Savings may also be achieved in domiciliary care through appropriate alterations in the home. Care and Repair England has estimated that every year of delay to necessary home adaptations can increase homecare costs by £4,000, the equivalent of providing safe showering or bathing facilities. Additionally, further homecare needs can be avoided through timely home adaptations, as residents can maintain their independence for longer and thereby require less assistance with daily tasks such as washing and cooking.
Conclusion
Home adaptations, as funded by DFGs, are an effective means of preventing falls and thereby reducing demand for acute care, as well as residential and domiciliary social care. Alongside the cost savings this represents for the NHS, there is also a moral imperative to allow as many older people as possible to live independent, confident lives without the pain and fear that can result from a serious fall in the home.

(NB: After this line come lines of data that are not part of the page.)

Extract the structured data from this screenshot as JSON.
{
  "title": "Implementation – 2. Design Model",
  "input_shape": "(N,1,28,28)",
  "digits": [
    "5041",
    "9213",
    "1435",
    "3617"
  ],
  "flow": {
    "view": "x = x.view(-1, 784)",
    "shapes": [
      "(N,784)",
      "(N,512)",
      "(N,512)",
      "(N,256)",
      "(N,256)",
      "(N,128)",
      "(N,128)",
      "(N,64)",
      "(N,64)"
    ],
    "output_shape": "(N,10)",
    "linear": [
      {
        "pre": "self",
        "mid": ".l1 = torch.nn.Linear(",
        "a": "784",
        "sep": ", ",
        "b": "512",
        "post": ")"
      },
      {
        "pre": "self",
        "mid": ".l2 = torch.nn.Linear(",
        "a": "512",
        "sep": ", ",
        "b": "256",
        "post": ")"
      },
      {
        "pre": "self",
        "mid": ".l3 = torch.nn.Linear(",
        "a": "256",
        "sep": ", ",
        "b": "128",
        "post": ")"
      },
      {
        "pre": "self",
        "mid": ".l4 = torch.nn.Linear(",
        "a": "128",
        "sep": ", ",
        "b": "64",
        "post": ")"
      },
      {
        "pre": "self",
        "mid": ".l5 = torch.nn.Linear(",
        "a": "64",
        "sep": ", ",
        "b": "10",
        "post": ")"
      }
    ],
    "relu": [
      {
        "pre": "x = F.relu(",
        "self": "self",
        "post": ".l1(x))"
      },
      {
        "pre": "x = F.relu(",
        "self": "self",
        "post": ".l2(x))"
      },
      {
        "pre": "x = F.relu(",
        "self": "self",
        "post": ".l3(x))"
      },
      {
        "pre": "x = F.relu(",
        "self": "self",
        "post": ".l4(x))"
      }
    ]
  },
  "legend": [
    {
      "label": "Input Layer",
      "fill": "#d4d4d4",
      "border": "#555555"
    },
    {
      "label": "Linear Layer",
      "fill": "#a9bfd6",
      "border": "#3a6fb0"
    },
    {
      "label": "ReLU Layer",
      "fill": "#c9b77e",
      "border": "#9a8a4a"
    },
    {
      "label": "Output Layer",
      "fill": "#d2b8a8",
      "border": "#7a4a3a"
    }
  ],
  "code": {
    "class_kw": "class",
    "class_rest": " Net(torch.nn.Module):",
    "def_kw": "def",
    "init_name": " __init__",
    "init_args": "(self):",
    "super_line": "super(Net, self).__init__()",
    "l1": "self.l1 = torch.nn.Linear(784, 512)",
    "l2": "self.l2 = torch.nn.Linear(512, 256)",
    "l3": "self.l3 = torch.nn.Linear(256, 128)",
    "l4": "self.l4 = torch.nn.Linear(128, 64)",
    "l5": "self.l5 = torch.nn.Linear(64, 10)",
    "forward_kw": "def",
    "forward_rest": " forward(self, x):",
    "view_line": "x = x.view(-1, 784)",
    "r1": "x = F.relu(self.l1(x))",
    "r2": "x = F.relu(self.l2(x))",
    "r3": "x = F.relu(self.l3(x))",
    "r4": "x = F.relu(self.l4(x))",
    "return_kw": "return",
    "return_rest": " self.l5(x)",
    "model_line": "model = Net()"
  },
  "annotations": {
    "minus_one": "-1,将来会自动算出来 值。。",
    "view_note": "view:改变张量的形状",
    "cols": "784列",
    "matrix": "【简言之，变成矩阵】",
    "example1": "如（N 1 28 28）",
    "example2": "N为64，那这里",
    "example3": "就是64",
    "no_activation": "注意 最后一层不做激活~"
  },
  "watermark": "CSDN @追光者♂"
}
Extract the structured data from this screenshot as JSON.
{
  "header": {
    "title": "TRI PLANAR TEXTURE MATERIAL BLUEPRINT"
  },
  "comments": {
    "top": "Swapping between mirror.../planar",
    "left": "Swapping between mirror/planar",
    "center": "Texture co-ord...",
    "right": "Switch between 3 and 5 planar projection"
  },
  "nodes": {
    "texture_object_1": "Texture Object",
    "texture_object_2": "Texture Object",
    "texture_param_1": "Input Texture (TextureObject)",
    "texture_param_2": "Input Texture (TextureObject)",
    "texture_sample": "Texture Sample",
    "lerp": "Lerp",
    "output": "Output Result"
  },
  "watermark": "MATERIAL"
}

Although DFGs do not solely cover the elderly and can be used to address a range of needs unrelated to falls prevention or the effects of frailty, this example demonstrates the scale of benefits that can be drawn from comparatively low-cost, one-off improvements to the home. Other research is providing further example of where this approach can deliver comparable results. For example, where homes need to be adapted to accommodate residents with spinal cord injuries.
In this context, a more rapid process of assessment, approval, and implementation could allow for resources to be left-shifted out of expensive, late-stage interventions such as hospital admissions or residential care, into a model of care more focused on prevention. Consequently, a greater number of the negative clinical outcomes which stem from falls could be prevented at a lower cost per person that is presently possible. As the population ages, the potential benefits from such an approach are set to become ever-more compelling.